Here is a workaround for the meantime:

from tensorflow.python.saved_model import loader_impl
from tensorflow.python.keras.saving.saved_model import load as saved_model_load

loader_impl.parse_saved_model(load_path)
model = saved_model_load.load(load_path, custom_objects={"custom_metric": custom_metric})

Here is a workaround for the meantime:

from tensorflow.python.saved_model import loader_impl
from tensorflow.python.keras.saving.saved_model import load as saved_model_load

loader_impl.parse_saved_model(load_path)
model = saved_model_load.load(load_path, custom_objects={"custom_metric": custom_metric})

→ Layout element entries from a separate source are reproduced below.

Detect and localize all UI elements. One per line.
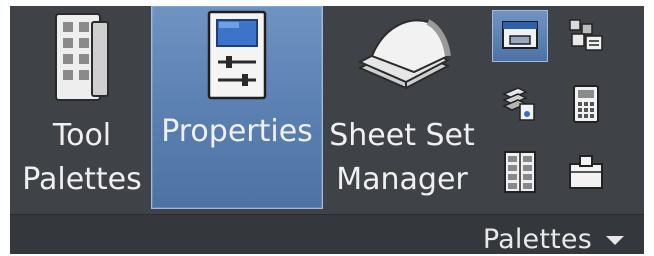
ribbon-panel: Tool Palettes Properties Sheet Set Manag… bbox=[10, 6, 644, 254]
dbconnect-icon bbox=[569, 155, 603, 189]
properties-label: Properties bbox=[161, 114, 313, 149]
sheet-set-manager-label: Sheet Set Manager bbox=[329, 118, 475, 197]
quick-calc-icon bbox=[573, 85, 599, 123]
external-references-button[interactable] bbox=[492, 146, 548, 198]
quick-calc-button[interactable] bbox=[558, 78, 614, 130]
properties-button[interactable]: Properties bbox=[151, 6, 323, 209]
markup-set-manager-button[interactable] bbox=[558, 10, 614, 62]
sheet-set-manager-button[interactable]: Sheet Set Manager bbox=[326, 6, 478, 209]
tool-palettes-button[interactable]: Tool Palettes bbox=[14, 6, 150, 209]
chevron-down-icon bbox=[606, 236, 624, 245]
layer-properties-button[interactable] bbox=[492, 78, 548, 130]
design-center-icon bbox=[502, 21, 538, 49]
dbconnect-button[interactable] bbox=[558, 146, 614, 198]
properties-icon bbox=[207, 10, 267, 100]
tool-palettes-icon bbox=[55, 13, 109, 101]
external-references-icon bbox=[504, 151, 536, 193]
palettes-title-text: Palettes bbox=[482, 224, 592, 254]
tool-palettes-label: Tool Palettes bbox=[22, 118, 142, 197]
sheet-set-manager-icon bbox=[357, 19, 451, 90]
layer-properties-icon bbox=[502, 87, 535, 121]
design-center-button[interactable] bbox=[492, 10, 548, 62]
palettes-panel-title[interactable]: Palettes bbox=[483, 224, 624, 254]
markup-set-manager-icon bbox=[569, 19, 603, 51]
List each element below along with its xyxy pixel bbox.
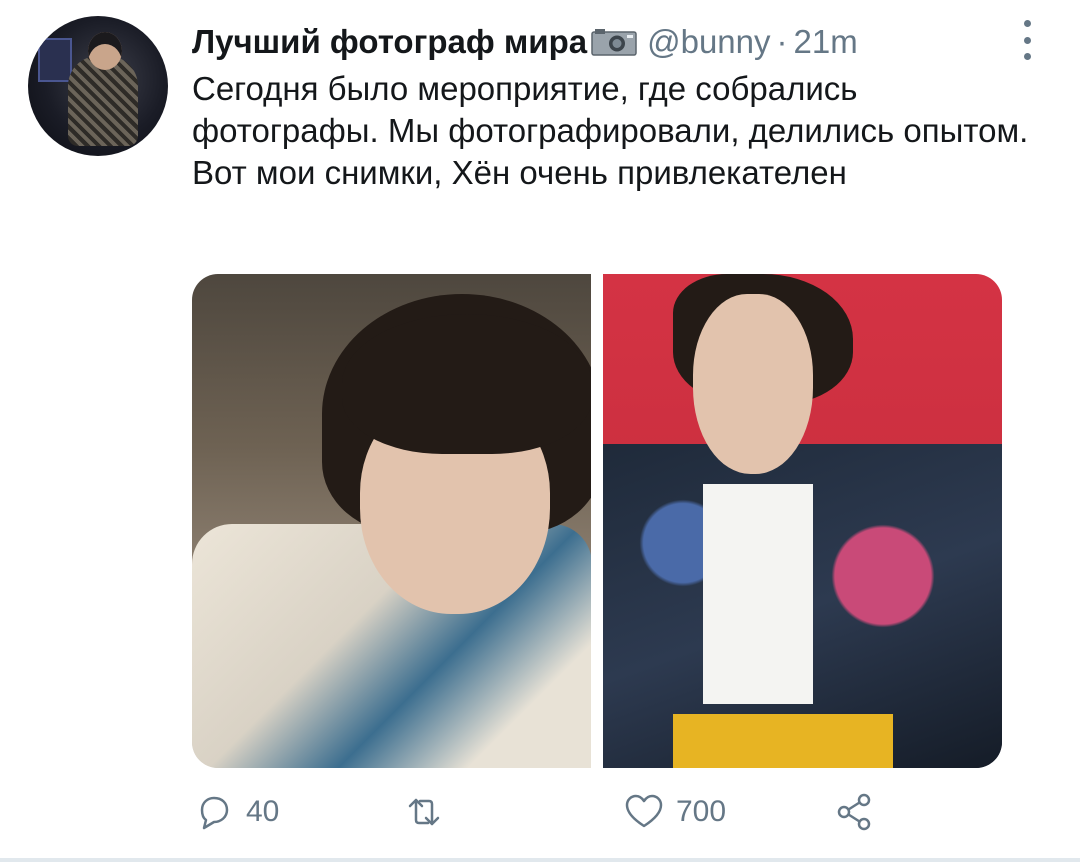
more-icon[interactable] (1020, 20, 1034, 60)
reply-button[interactable]: 40 (192, 790, 279, 834)
reply-count: 40 (246, 795, 280, 828)
timestamp[interactable]: 21m (794, 23, 858, 61)
photo-2[interactable] (603, 274, 1002, 768)
reply-icon (200, 796, 229, 830)
tweet-actions: 40 700 (192, 790, 892, 840)
avatar[interactable] (28, 16, 168, 156)
avatar-head (88, 32, 122, 70)
retweet-button[interactable] (402, 790, 456, 834)
display-name[interactable]: Лучший фотограф мира (192, 23, 587, 61)
tweet-text: Сегодня было мероприятие, где собрались … (192, 70, 1029, 191)
like-count: 700 (676, 795, 727, 828)
photo-2-shirt (703, 484, 813, 704)
retweet-icon (408, 798, 440, 826)
photo-1[interactable] (192, 274, 591, 768)
separator-dot: · (776, 23, 788, 60)
user-handle[interactable]: @bunny (647, 23, 770, 61)
like-icon (625, 794, 663, 828)
share-icon (837, 793, 871, 831)
media-grid (192, 274, 1002, 768)
camera-icon (591, 28, 637, 56)
photo-2-pants (673, 714, 893, 768)
photo-2-face (693, 294, 813, 474)
like-button[interactable]: 700 (622, 790, 726, 834)
avatar-light (38, 38, 72, 82)
divider (0, 858, 1080, 862)
photo-1-fringe (342, 314, 591, 454)
tweet-header: Лучший фотограф мира @bunny · 21m (192, 22, 1040, 62)
share-button[interactable] (832, 790, 876, 834)
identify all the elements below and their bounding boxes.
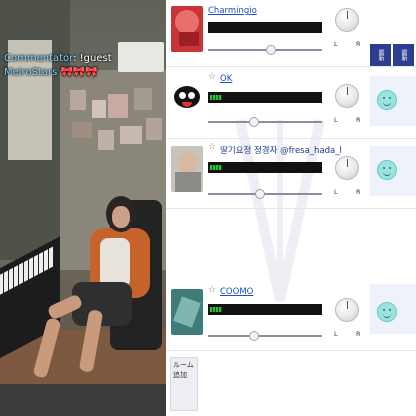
volume-meter (208, 304, 322, 315)
volume-meter (208, 162, 322, 173)
volume-meter (208, 22, 322, 33)
slider-handle[interactable] (249, 117, 259, 127)
pan-knob[interactable] (335, 298, 359, 322)
pan-left-label: L (334, 188, 338, 196)
pan-right-label: R (356, 116, 361, 124)
slider-handle[interactable] (255, 189, 265, 199)
participant-name[interactable]: COOMO (220, 287, 253, 297)
volume-slider[interactable] (208, 49, 322, 51)
side-tabs: 最新 最新 (370, 44, 416, 66)
tab-latest-2[interactable]: 最新 (393, 44, 414, 66)
tab-latest-1[interactable]: 最新 (370, 44, 391, 66)
volume-slider[interactable] (208, 193, 322, 195)
favorite-star-icon[interactable]: ☆ (208, 72, 216, 82)
volume-meter (208, 92, 322, 103)
smiley-face-icon[interactable] (377, 90, 397, 110)
pan-knob[interactable] (335, 156, 359, 180)
smiley-face-icon[interactable] (377, 160, 397, 180)
pan-left-label: L (334, 330, 338, 338)
pan-knob[interactable] (335, 8, 359, 32)
heart-emoji-icon: 🎀🎀🎀 (60, 67, 98, 78)
chat-overlay: Commentator: !guest MeiroStars 🎀🎀🎀 (4, 52, 164, 80)
favorite-star-icon[interactable]: ☆ (208, 142, 216, 152)
pan-right-label: R (356, 188, 361, 196)
volume-slider[interactable] (208, 121, 322, 123)
slider-handle[interactable] (249, 331, 259, 341)
avatar[interactable] (171, 6, 203, 52)
chat-line: MeiroStars 🎀🎀🎀 (4, 67, 98, 78)
participant-name[interactable]: 딸기요정 정경자 @fresa_hada_l (220, 144, 342, 156)
avatar[interactable] (171, 146, 203, 192)
stream-video: Commentator: !guest MeiroStars 🎀🎀🎀 (0, 0, 166, 416)
add-room-button[interactable]: ルーム 追加 (170, 357, 198, 411)
pan-left-label: L (334, 116, 338, 124)
participant-name[interactable]: Charmingio (208, 6, 257, 16)
pan-left-label: L (334, 40, 338, 48)
pan-knob[interactable] (335, 84, 359, 108)
pan-right-label: R (356, 40, 361, 48)
volume-slider[interactable] (208, 335, 322, 337)
favorite-star-icon[interactable]: ☆ (208, 285, 216, 295)
chat-line: Commentator: !guest (4, 53, 112, 64)
slider-handle[interactable] (266, 45, 276, 55)
avatar[interactable] (171, 76, 203, 122)
smiley-face-icon[interactable] (377, 302, 397, 322)
participant-name[interactable]: OK (220, 74, 232, 84)
avatar[interactable] (171, 289, 203, 335)
pan-right-label: R (356, 330, 361, 338)
background-logo-icon (235, 118, 325, 302)
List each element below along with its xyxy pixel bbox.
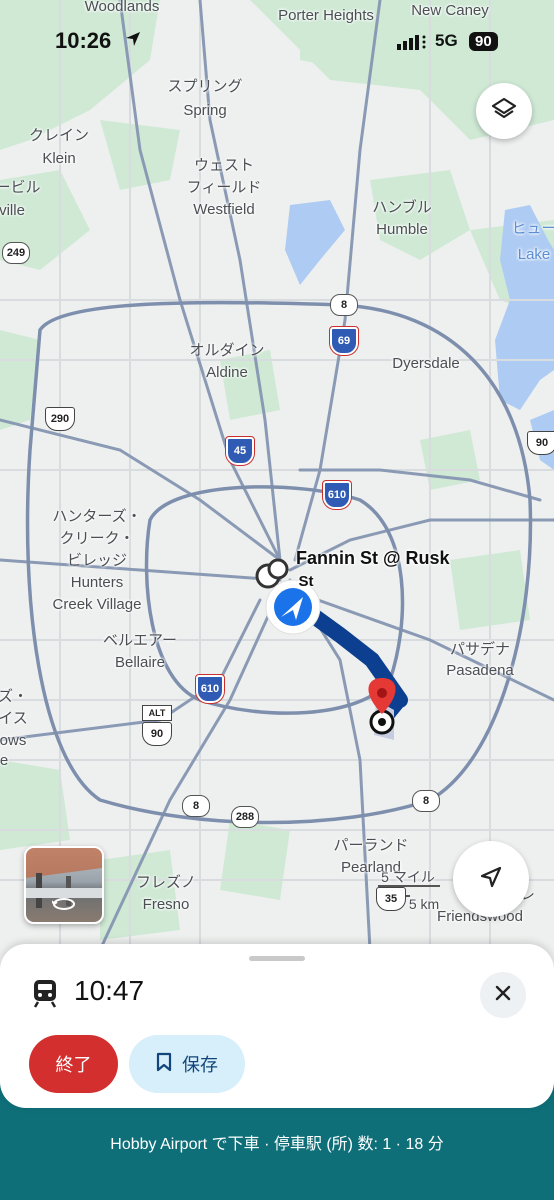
place-label: フレズノ <box>135 874 197 891</box>
end-button-label: 終了 <box>55 1055 92 1075</box>
place-label: ービル <box>0 179 41 196</box>
scale-label-miles: 5 マイル <box>381 869 435 885</box>
save-button-label: 保存 <box>182 1055 218 1075</box>
place-label: Woodlands <box>84 0 160 15</box>
status-time: 10:26 <box>55 28 112 53</box>
place-label: ハンターズ・ <box>52 508 142 525</box>
my-location-button[interactable] <box>453 841 529 917</box>
place-label: Bellaire <box>114 654 166 671</box>
interstate-shield: 610 <box>196 675 224 703</box>
trip-card: 10:47 終了 保存 <box>0 944 554 1108</box>
place-label: ウェスト <box>193 157 255 174</box>
place-label: Hunters <box>70 574 124 591</box>
stop-name-label-tail: St <box>298 573 314 590</box>
arrival-time: 10:47 <box>74 975 145 1006</box>
location-services-icon <box>124 30 142 53</box>
network-type: 5G <box>435 31 458 50</box>
highway-shield: 90 <box>142 722 172 746</box>
layers-icon <box>490 95 518 128</box>
place-label: Humble <box>376 221 428 238</box>
train-icon <box>31 978 59 1013</box>
place-label: Lake <box>517 246 551 263</box>
highway-shield: 249 <box>2 242 30 264</box>
cellular-signal-icon <box>397 34 427 55</box>
layers-button[interactable] <box>476 83 532 139</box>
close-button[interactable] <box>480 972 526 1018</box>
place-label: ベルエアー <box>102 632 178 649</box>
place-label: Porter Heights <box>278 7 374 24</box>
place-label: ハンブル <box>372 199 432 216</box>
place-label: オルダイン <box>189 342 265 359</box>
place-label: スプリング <box>167 78 243 95</box>
highway-shield: 8 <box>412 790 440 812</box>
interstate-shield: 45 <box>226 437 254 465</box>
bookmark-icon <box>156 1052 172 1077</box>
street-view-rotate-icon <box>51 897 76 916</box>
place-label: クリーク・ <box>59 530 135 547</box>
place-label: ビレッジ <box>66 552 128 569</box>
place-label: Dyersdale <box>392 355 460 372</box>
drag-handle[interactable] <box>249 956 305 961</box>
navigation-arrow-icon <box>478 864 504 895</box>
place-label: Fresno <box>142 896 190 913</box>
trip-summary-text: Hobby Airport で下車 · 停車駅 (所) 数: 1 · 18 分 <box>110 1136 444 1153</box>
highway-shield: 288 <box>231 806 259 828</box>
interstate-shield: 610 <box>323 481 351 509</box>
place-label: ville <box>0 202 25 219</box>
highway-shield: 8 <box>182 795 210 817</box>
highway-shield: 35 <box>376 887 406 911</box>
highway-shield: 8 <box>330 294 358 316</box>
street-view-thumbnail[interactable] <box>24 846 104 924</box>
battery-level: 90 <box>469 32 498 51</box>
save-button[interactable]: 保存 <box>129 1035 245 1093</box>
place-label: ヒュー <box>511 220 554 237</box>
place-label: New Caney <box>411 2 489 19</box>
place-label: Westfield <box>193 201 255 218</box>
place-label: パサデナ <box>449 641 511 658</box>
place-label: Spring <box>183 102 227 119</box>
place-label: クレイン <box>28 127 90 144</box>
interstate-shield: 69 <box>330 327 358 355</box>
close-icon <box>494 984 512 1007</box>
place-label: フィールド <box>186 179 262 196</box>
highway-shield: ALT <box>142 705 172 721</box>
place-label: e <box>0 752 9 769</box>
stop-name-label: Fannin St @ Rusk <box>296 548 450 568</box>
place-label: Aldine <box>206 364 248 381</box>
place-label: Pasadena <box>446 662 514 679</box>
place-label: イス <box>0 710 28 727</box>
status-bar: 10:26 5G 90 <box>0 28 554 58</box>
place-label: パーランド <box>333 837 409 854</box>
place-label: Klein <box>42 150 76 167</box>
place-label: ows <box>0 732 27 749</box>
scale-label-km: 5 km <box>408 896 440 912</box>
highway-shield: 90 <box>527 431 554 455</box>
highway-shield: 290 <box>45 407 75 431</box>
place-label: Creek Village <box>52 596 142 613</box>
place-label: ズ・ <box>0 688 29 705</box>
end-button[interactable]: 終了 <box>29 1035 118 1093</box>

not working at keras 2.3.1, tf 2.0.0

TypeError: load() got an unexpected keyword argument 'custom_objects'

@jvishnuvardhan While it does work in the h5 format, if I have saved a model to the tf format, I cannot load the model to resave it to the h5 format later (since I can’t load the model in the first place), so ultimately this is still an issue that needs to be addressed.

I have this problem loading an .h5 model on TF 2.3.0.

same issue here, when you save the model in tf format, you can’t re-load the model with custom_objects, this should be fixed.